According to the National Center for Biotechnological Information (NCBI, 2020) about 5 percent of adults in the United States experience SAD and it typically lasts for several months during the year. Typically, like depression, SAD occurs more in women than men.
There is hope! SAD may be treated with consistent light therapy from a trained mental health professional. Other approaches have been found to be effective in treating SAD, including Cognitive Behavioral Therapy, medications, exercise, and diet. During these unprecedented times we are facing with the Coronavirus and social distancing, those who are impacted by SAD may experience more severe symptoms. Exposure to sunlight, taking nature walks, and connecting with family and friends via social media outlets may provide some relief.

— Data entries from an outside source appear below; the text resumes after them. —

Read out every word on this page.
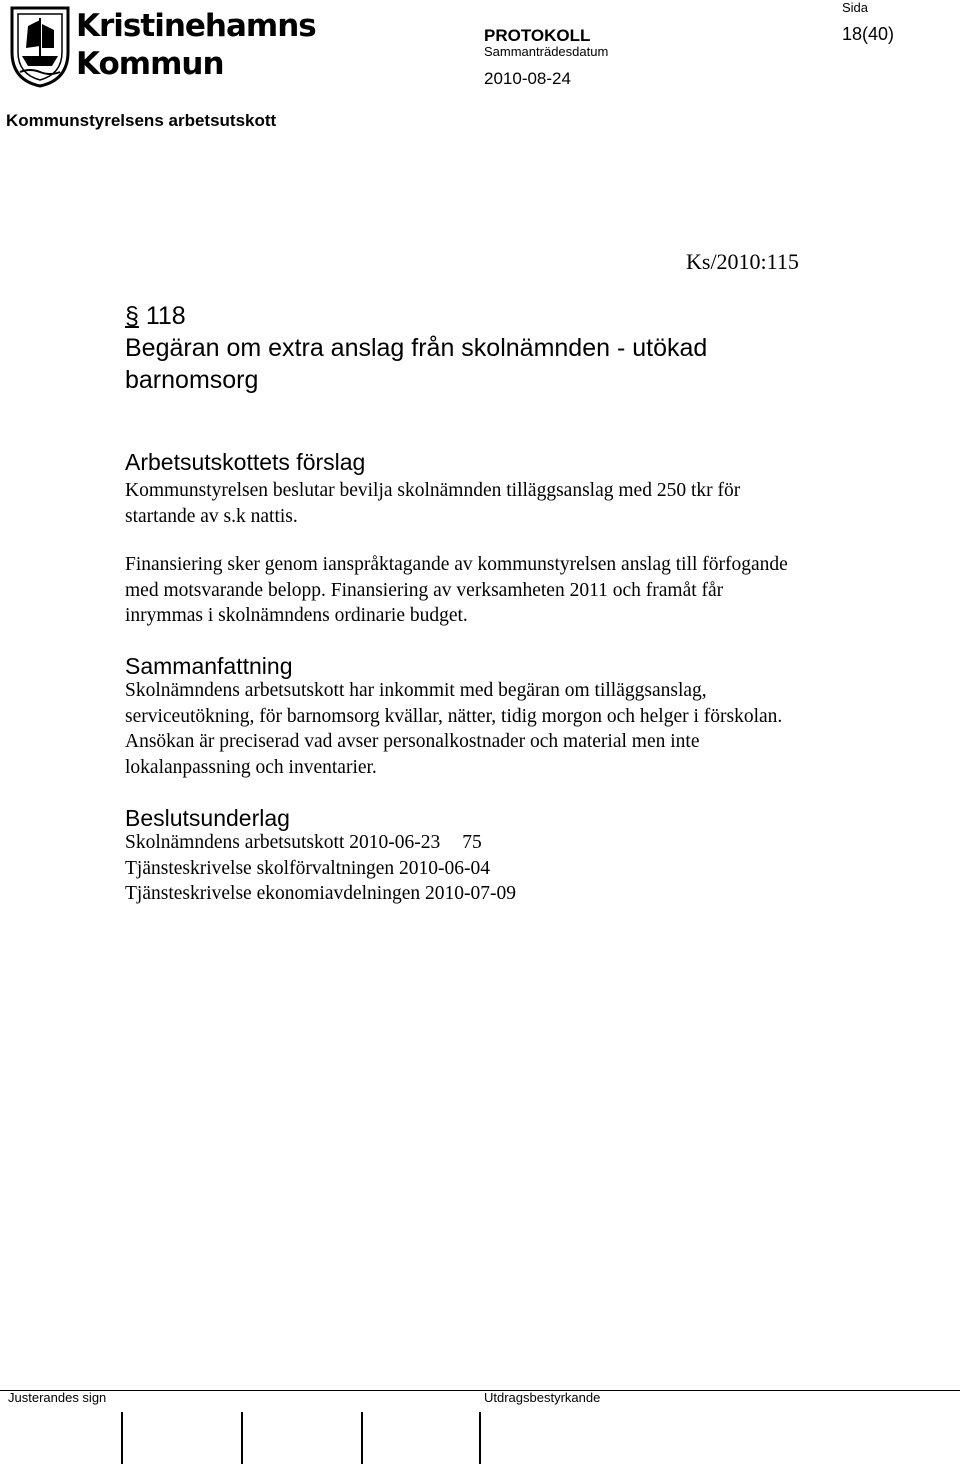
Kristinehamns
Kommun
PROTOKOLL
Sammanträdesdatum
2010-08-24
Sida
18(40)
Kommunstyrelsens arbetsutskott
Ks/2010:115
§ 118
Begäran om extra anslag från skolnämnden - utökad
barnomsorg
Arbetsutskottets förslag
Kommunstyrelsen beslutar bevilja skolnämnden tilläggsanslag med 250 tkr för startande av s.k nattis.
Finansiering sker genom ianspråktagande av kommunstyrelsen anslag till förfogande med motsvarande belopp. Finansiering av verksamheten 2011 och framåt får inrymmas i skolnämndens ordinarie budget.
Sammanfattning
Skolnämndens arbetsutskott har inkommit med begäran om tilläggsanslag, serviceutökning, för barnomsorg kvällar, nätter, tidig morgon och helger i förskolan. Ansökan är preciserad vad avser personalkostnader och material men inte lokalanpassning och inventarier.
Beslutsunderlag
Skolnämndens arbetsutskott 2010-06-23 75
Tjänsteskrivelse skolförvaltningen 2010-06-04
Tjänsteskrivelse ekonomiavdelningen 2010-07-09
Justerandes sign	Utdragsbestyrkande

Finding a therapist for SAD treatment is essential in reducing the effects of the disorder. Therapy may include sessions once or twice per week individually or in group format. It is also important to note that change in diet or modifications in medication should be under the advice of a physician. While exercise regimens are important in your physical and mental well-being, consistent routines should be implemented in the mornings or early afternoon to allow the body time to regulate and produce the proper amount of melatonin during sleep at night. During these times of increased technology in working from home and connecting with others, electronic screen time should be limited in the late afternoon and discontinued at least two hours prior to bedtime. Seek out a therapist and discuss your concerns to begin your new journey to mental wellness.
This is for informational purposes only. Seek professional help from your mental health or medical physician for further guidance.